Итак, меньше чем в две недели, благодаря моему личному дарованию и усердию, вложенному в дело тем, кого я избрал в наставники, я выучился прыгать через обруч «в честь французского короля» и «в честь хорошей таверны». Я умел делать «курбеты» не хуже неаполитанского коня; ходил по кругу, как мул, вертящий мельницу, знал и другие вещи; если бы я из осторожности не удерживался, то несомненно вызвал бы подозрение, что какой-то демон в образе пса выделывает эти штуки. Он прозвал меня «ученый пес», и едва мы, бывало, придем на постой, как он уже бьет в барабан, идет по селу и оповещает желающих взглянуть на диковинное искусство и способности ученого пса; смотреть их можно в таком-то доме или в таком-то госпитале за плату от четырех до восьми мараведи, в зависимости от величины поселка. После таких похвал редкий человек не поддавался соблазну взглянуть на меня, и совсем не находилось людей, остававшихся после посещения равнодушными или недовольными. Хозяин был в восторге от больших доходов, и шестеро товарищей кормились при нем, как цари.

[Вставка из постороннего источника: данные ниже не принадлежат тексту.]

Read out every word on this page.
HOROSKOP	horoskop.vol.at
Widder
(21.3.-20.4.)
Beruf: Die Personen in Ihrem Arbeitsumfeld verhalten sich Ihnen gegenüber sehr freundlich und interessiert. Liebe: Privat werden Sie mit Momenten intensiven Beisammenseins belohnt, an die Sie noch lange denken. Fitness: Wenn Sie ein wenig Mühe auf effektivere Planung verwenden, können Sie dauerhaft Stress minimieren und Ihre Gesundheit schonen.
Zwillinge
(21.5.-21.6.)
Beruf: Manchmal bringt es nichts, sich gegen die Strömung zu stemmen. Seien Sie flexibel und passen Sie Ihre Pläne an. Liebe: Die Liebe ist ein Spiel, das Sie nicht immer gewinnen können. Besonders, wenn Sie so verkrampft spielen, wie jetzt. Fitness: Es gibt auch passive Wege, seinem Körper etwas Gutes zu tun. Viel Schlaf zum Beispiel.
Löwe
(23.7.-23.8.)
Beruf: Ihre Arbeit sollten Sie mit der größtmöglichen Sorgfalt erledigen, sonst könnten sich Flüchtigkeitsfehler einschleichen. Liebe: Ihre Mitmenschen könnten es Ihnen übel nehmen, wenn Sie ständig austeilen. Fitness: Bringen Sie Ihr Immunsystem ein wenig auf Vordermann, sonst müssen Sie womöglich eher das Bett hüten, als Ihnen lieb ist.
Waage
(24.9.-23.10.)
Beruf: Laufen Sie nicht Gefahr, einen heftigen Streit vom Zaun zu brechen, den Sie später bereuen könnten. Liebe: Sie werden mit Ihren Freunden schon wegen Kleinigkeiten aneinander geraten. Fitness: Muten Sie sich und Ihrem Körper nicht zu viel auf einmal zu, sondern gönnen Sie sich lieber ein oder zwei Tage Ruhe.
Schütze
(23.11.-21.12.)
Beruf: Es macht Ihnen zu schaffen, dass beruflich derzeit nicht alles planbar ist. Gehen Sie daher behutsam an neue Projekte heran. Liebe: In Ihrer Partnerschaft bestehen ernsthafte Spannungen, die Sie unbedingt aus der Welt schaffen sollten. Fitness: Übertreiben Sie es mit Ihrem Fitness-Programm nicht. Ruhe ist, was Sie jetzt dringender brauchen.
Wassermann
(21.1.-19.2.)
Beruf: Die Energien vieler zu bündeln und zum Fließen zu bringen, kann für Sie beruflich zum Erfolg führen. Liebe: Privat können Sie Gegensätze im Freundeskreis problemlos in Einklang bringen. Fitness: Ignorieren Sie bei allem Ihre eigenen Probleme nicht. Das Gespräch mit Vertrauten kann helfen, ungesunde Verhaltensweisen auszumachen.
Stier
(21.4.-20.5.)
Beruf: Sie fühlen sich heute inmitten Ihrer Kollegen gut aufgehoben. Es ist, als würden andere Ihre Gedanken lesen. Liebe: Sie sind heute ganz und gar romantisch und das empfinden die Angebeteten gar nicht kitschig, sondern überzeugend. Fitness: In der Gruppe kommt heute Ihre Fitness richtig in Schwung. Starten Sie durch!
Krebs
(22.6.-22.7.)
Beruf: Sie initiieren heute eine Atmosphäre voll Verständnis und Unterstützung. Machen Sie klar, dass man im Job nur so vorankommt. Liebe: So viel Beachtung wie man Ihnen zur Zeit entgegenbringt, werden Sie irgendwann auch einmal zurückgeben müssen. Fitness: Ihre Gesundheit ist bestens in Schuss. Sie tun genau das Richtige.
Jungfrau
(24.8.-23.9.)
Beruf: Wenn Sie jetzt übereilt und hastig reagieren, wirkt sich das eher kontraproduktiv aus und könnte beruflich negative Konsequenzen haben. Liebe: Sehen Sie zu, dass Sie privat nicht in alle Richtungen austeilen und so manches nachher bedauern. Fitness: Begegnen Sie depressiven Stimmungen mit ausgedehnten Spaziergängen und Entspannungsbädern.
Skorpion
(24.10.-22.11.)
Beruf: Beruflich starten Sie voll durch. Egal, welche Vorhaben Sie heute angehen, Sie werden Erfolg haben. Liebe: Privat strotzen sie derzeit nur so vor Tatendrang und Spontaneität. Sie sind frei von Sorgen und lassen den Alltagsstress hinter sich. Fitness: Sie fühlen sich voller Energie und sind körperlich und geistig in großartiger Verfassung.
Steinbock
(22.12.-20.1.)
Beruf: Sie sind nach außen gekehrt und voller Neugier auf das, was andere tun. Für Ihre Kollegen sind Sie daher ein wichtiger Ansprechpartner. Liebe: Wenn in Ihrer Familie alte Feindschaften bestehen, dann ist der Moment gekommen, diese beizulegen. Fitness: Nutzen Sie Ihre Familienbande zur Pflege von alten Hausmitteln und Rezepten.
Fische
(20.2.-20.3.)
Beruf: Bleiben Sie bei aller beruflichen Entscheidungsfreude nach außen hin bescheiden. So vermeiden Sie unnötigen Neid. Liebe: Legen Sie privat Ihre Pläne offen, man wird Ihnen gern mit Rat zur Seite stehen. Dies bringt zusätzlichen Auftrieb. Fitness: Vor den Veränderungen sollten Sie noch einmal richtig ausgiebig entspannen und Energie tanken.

Жадность и зависть пробудили у бродяг желание выкрасть меня, и они только поджидали удобного случая, ибо возможность заработать на хлеб играючи привлекает множество лакомок и любителей; вот почему в Испании так много марионетчиков и показывателей «вертепов», так много продавцов булавок и стишков: всего их имущества, если его пустить в продажу, не хватит на дневное пропитание, а между тем и те и другие не выходят из кабаков и таверн целый год; ясно, что совсем иными источниками, а не этим ремеслом поддерживают они поток своего бражничанья. Все это — народ слоняющийся, никчемный и бесполезный: винные губки, саранча, поедающая хлеб!
С и п и о н
Ну, довольно, Берганса; не стоит повторять старые ошибки; рассказывай дальше: ночь проходит, и мне не хотелось бы, чтобы с восходом солнца мы погрузились во тьму молчания.
Б е р г а н с а
Не нарушай же его сам и слушай. Так как добавить что-нибудь к готовому изобретению — вещь нетрудная, мой хозяин, заметив, что я отлично изображаю неаполитанского скакуна, справил мне попонку из травчатой кожи и небольшое седло, надевавшееся на спину; сверху он посадил чучело человека с копьем для игры в кольца и обучил меня попадать прямо в кольцо, помещенное между двух палок; когда настал день выступления, хозяин стал выкликать, что сегодня ученый пес будет ловить кольца и покажет новые и невиданные приемы, которые мне приходилось выдумывать из головы, чтобы не выставить лгуном своего хозяина. Итак, медленными переходами мы добрались до Монтильи, владения знаменитого и благочестивого маркиза де Приего[171], владельца майората Агилар-и-Монтилья. Моего хозяина, по его настоянию, поместили в госпитале; он тотчас же кликнул обычный клич, а так как молва нас уже опередила и повсюду разнесла весть про искусство и способности ученого пса, меньше чем в полчаса дворик наполнился народом. Хозяин обрадовался, предвкушая обильный урожай, и выказал себя в тот день необычайным потешником. Первое, с чего он начал представление, были скачки через обруч решета, ничем не отличавшегося от обруча с бочки; без умолку балагуря и задавая обычные вопросы, он опускал вниз ивовый прутик, бывший у него в руке, и это значило, что нужно прыгать; когда же он поднимал его вверх — значит, нужно оставаться на месте. Первая прибаутка этого дня (памятного среди всех остальных на свете) была такая:
— Ну, дружок Гавилан, поскачи-ка в честь мышиного жеребчика, которого ты отлично знаешь, того самого, что ваксит себе бороду; а если не хочешь, так поскачи в честь роскошной доньи Пимпинелы де Плафагонья, горничной девушки галисийской поденщицы, служившей в Вальдеастильясе. Что, не нравится прибаутка, дружок Гавилан? Ну, так поскачи в честь бакалавра Пасильяс, что подписывается «лиценциат», а степени никакой не имеет. Э, да ты лентяй! Что ж ты не скачешь? А, понимаю, догадываюсь, что у тебя на уме: а ну-ка, поскачи в честь влаги, изготовляемой в Эскивьяс, столь же знаменитой, как Сьюдад Реаль[172] Сан Мартин и Ривадавья.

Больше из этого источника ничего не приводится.